Awards and highlights
- 2× Pro Bowl (1963-1964); Pittsburgh Steelers Legends team;

Career NFL statistics
- Games played: 145
- Games started: 131
- Fumble recoveries: 10
- Stats at Pro Football Reference

= Charlie Bradshaw (offensive tackle) =

American football player (1936–2002)

Charles Marvin Bradshaw (March 13, 1936 - January 23, 2002) was an American professional football player who was an offensive tackle for 11 seasons in the National Football League (NFL), primarily with the Pittsburgh Steelers.
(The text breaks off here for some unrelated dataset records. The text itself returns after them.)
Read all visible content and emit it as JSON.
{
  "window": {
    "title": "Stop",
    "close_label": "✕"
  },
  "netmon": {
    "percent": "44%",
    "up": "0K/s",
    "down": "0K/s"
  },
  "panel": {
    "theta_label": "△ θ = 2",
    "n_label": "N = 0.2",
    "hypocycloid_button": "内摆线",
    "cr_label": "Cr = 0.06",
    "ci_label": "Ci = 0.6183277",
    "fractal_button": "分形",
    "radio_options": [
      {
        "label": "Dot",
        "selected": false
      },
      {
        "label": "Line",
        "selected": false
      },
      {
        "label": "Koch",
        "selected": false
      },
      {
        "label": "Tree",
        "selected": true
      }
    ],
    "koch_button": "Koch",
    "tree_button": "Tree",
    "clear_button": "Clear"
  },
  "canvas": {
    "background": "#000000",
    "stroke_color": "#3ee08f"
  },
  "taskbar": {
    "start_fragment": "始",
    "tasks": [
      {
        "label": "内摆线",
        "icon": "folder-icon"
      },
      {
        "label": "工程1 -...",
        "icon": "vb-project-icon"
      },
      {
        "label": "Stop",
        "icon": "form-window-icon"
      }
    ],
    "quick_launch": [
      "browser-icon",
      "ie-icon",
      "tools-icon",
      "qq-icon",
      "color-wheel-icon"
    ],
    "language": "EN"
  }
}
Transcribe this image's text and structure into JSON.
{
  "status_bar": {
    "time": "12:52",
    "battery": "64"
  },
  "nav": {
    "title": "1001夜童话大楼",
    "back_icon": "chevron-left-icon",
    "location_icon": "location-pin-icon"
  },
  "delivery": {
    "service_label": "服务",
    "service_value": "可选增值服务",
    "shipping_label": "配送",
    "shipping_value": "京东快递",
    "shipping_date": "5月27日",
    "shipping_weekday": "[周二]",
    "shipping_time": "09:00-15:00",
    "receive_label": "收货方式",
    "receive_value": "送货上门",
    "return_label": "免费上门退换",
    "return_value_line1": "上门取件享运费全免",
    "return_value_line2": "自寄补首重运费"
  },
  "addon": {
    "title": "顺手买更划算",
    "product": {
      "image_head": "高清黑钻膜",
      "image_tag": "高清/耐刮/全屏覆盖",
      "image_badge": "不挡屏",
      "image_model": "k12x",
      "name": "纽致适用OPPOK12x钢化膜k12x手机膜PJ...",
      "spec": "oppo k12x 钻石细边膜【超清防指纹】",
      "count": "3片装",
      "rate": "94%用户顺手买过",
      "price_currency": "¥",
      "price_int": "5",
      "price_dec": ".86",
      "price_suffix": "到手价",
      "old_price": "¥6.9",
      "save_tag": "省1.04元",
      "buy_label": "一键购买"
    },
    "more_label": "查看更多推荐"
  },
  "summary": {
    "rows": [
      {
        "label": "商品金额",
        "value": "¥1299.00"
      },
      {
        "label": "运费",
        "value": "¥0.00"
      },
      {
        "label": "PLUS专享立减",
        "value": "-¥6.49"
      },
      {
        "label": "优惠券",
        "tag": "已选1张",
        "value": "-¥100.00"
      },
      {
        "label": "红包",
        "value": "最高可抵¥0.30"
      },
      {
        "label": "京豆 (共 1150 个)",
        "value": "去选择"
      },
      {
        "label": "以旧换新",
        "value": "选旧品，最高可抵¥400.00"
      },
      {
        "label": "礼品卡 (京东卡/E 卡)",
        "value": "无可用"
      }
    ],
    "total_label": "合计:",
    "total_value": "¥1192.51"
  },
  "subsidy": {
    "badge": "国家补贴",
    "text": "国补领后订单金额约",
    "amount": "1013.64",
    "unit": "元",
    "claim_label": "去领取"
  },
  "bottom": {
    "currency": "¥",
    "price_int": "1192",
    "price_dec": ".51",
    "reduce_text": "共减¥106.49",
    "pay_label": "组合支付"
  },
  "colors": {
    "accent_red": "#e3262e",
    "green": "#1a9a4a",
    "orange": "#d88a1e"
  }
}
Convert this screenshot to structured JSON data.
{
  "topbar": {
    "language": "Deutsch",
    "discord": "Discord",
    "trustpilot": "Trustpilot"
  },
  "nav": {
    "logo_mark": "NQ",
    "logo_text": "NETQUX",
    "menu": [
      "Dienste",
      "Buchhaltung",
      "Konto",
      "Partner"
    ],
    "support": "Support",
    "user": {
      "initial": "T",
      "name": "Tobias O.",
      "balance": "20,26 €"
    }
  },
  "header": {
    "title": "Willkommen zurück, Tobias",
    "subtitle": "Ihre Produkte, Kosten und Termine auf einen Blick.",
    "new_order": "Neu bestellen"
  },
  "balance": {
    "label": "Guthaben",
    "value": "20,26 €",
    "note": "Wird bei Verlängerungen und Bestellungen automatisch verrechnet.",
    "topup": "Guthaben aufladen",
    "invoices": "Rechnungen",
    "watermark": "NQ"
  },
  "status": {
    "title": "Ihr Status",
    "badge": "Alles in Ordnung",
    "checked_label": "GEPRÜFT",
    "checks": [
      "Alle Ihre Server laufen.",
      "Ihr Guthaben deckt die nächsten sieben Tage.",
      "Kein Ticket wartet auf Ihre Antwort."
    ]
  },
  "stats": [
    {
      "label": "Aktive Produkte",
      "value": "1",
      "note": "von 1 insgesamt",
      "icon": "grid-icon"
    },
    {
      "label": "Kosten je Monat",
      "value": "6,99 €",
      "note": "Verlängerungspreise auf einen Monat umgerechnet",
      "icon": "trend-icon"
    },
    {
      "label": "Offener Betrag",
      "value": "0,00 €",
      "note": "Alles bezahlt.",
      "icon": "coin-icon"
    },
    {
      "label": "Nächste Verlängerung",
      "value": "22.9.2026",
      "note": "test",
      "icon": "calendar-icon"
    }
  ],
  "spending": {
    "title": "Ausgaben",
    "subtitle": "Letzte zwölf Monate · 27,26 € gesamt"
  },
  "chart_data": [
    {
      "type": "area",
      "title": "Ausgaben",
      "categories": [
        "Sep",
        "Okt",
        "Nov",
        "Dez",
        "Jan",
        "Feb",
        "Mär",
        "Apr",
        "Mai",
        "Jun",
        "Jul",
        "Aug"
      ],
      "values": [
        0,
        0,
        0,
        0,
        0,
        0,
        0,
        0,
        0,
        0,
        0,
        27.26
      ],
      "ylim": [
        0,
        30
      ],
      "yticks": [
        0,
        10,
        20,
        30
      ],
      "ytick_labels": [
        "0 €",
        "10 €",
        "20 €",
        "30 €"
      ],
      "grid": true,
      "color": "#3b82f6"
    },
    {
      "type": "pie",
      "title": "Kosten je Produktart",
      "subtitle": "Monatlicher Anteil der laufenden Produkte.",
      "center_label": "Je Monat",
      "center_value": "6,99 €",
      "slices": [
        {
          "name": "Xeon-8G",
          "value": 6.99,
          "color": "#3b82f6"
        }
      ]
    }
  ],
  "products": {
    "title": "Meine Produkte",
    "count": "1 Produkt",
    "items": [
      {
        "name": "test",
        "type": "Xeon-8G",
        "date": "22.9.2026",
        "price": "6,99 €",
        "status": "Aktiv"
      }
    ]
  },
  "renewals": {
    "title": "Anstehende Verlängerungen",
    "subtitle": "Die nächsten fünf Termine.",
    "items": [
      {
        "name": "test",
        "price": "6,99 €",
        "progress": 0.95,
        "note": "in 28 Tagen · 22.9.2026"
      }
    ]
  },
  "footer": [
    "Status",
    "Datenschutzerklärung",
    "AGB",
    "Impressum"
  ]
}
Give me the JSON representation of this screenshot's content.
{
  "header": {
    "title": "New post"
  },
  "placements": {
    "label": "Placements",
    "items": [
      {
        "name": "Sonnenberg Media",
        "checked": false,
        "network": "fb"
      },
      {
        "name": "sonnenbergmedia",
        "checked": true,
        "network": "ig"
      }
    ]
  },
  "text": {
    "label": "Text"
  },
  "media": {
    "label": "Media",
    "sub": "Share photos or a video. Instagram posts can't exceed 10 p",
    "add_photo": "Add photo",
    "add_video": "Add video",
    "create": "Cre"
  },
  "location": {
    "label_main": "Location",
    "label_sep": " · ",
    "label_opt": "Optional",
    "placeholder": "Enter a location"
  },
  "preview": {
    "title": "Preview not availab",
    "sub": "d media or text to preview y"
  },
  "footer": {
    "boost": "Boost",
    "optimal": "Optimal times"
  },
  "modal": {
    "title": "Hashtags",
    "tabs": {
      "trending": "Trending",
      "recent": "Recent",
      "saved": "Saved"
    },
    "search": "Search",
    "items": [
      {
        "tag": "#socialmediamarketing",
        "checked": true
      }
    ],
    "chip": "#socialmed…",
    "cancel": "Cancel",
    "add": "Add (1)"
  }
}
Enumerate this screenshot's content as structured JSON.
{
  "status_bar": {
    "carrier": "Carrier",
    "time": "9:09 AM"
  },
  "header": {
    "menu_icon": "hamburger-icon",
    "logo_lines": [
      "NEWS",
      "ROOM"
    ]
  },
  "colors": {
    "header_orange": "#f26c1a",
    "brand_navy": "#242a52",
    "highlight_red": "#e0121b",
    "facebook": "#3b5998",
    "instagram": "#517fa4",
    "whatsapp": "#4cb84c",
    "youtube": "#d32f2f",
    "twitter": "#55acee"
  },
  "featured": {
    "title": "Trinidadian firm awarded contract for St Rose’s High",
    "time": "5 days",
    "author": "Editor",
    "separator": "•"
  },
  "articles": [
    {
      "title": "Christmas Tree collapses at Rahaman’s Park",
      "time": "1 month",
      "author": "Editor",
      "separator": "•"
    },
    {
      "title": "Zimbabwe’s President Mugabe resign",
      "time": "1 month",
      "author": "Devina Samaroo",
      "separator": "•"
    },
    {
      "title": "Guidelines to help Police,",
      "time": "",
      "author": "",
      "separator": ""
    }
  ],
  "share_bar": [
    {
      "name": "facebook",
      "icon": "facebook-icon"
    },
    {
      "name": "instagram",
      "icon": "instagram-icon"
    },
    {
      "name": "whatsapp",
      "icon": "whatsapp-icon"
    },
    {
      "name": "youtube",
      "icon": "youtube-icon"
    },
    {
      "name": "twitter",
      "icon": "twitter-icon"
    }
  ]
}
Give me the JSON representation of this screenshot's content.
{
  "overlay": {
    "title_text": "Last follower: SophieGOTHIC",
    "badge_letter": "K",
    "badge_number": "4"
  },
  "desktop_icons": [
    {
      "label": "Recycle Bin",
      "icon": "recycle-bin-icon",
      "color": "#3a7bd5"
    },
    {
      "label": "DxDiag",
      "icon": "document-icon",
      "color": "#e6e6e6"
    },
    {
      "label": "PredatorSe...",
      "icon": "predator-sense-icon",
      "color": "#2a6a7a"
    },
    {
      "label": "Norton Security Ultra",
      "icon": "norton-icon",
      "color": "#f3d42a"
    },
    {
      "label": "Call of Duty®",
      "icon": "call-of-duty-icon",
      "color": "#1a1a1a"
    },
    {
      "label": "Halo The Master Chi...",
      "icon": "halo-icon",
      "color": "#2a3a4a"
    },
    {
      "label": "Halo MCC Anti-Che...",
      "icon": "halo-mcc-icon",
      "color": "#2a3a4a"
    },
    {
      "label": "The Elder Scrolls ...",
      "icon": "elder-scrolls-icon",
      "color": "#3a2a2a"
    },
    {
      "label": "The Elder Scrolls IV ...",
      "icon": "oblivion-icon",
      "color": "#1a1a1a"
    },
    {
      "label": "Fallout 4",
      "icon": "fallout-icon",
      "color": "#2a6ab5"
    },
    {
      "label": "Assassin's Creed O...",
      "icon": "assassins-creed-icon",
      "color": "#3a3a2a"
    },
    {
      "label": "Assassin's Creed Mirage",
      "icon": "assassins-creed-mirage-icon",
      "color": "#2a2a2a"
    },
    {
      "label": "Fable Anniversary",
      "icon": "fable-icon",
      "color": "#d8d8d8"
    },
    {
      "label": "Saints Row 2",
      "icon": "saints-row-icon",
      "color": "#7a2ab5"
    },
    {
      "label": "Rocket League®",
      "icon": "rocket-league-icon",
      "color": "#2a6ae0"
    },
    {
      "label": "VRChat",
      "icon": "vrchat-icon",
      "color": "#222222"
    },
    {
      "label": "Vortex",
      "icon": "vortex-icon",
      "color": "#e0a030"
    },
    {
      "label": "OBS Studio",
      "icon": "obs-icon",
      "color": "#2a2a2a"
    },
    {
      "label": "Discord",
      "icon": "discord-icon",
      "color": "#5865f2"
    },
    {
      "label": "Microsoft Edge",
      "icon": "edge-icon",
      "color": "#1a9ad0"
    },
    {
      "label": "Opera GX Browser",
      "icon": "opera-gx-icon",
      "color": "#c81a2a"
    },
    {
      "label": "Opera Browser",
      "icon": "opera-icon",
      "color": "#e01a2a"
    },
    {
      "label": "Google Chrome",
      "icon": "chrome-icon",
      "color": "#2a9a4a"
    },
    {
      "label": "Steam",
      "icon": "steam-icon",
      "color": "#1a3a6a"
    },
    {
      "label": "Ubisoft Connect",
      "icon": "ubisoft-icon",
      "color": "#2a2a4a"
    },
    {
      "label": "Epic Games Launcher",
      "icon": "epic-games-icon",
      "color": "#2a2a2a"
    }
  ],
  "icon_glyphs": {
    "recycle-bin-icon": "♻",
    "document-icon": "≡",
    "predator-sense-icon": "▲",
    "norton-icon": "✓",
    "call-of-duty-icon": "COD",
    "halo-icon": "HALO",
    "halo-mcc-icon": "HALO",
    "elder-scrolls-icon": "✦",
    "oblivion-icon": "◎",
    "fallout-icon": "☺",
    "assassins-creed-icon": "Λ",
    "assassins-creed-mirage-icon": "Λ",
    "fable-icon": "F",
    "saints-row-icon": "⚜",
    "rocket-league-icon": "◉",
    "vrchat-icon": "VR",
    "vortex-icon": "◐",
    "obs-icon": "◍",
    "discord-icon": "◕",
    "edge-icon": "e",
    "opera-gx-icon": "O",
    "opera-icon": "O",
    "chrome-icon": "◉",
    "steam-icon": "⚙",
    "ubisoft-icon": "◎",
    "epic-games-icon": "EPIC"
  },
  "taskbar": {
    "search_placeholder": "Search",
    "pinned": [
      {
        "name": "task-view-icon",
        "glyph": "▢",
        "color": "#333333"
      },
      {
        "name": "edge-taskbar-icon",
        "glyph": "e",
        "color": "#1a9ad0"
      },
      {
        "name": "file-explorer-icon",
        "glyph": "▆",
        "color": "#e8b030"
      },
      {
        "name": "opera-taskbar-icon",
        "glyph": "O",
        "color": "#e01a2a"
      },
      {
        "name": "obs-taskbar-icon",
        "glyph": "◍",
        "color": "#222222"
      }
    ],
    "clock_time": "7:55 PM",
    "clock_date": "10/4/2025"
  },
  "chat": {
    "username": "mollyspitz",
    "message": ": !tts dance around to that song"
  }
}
He served for a time as the head of the NFL Players Association. Bradshaw earned a law degree during the offseason and after his career practiced law in Dallas, Texas until the time of his death from cancer.

Bradshaw played college football for the Baylor Bears. As a Pittsburgh Steeler, he became one of the most notorious linemen of the day, drawing such tremendous booing from the home crowd that club owner Art Rooney discontinued pregame introductions of players at Pitt Stadium.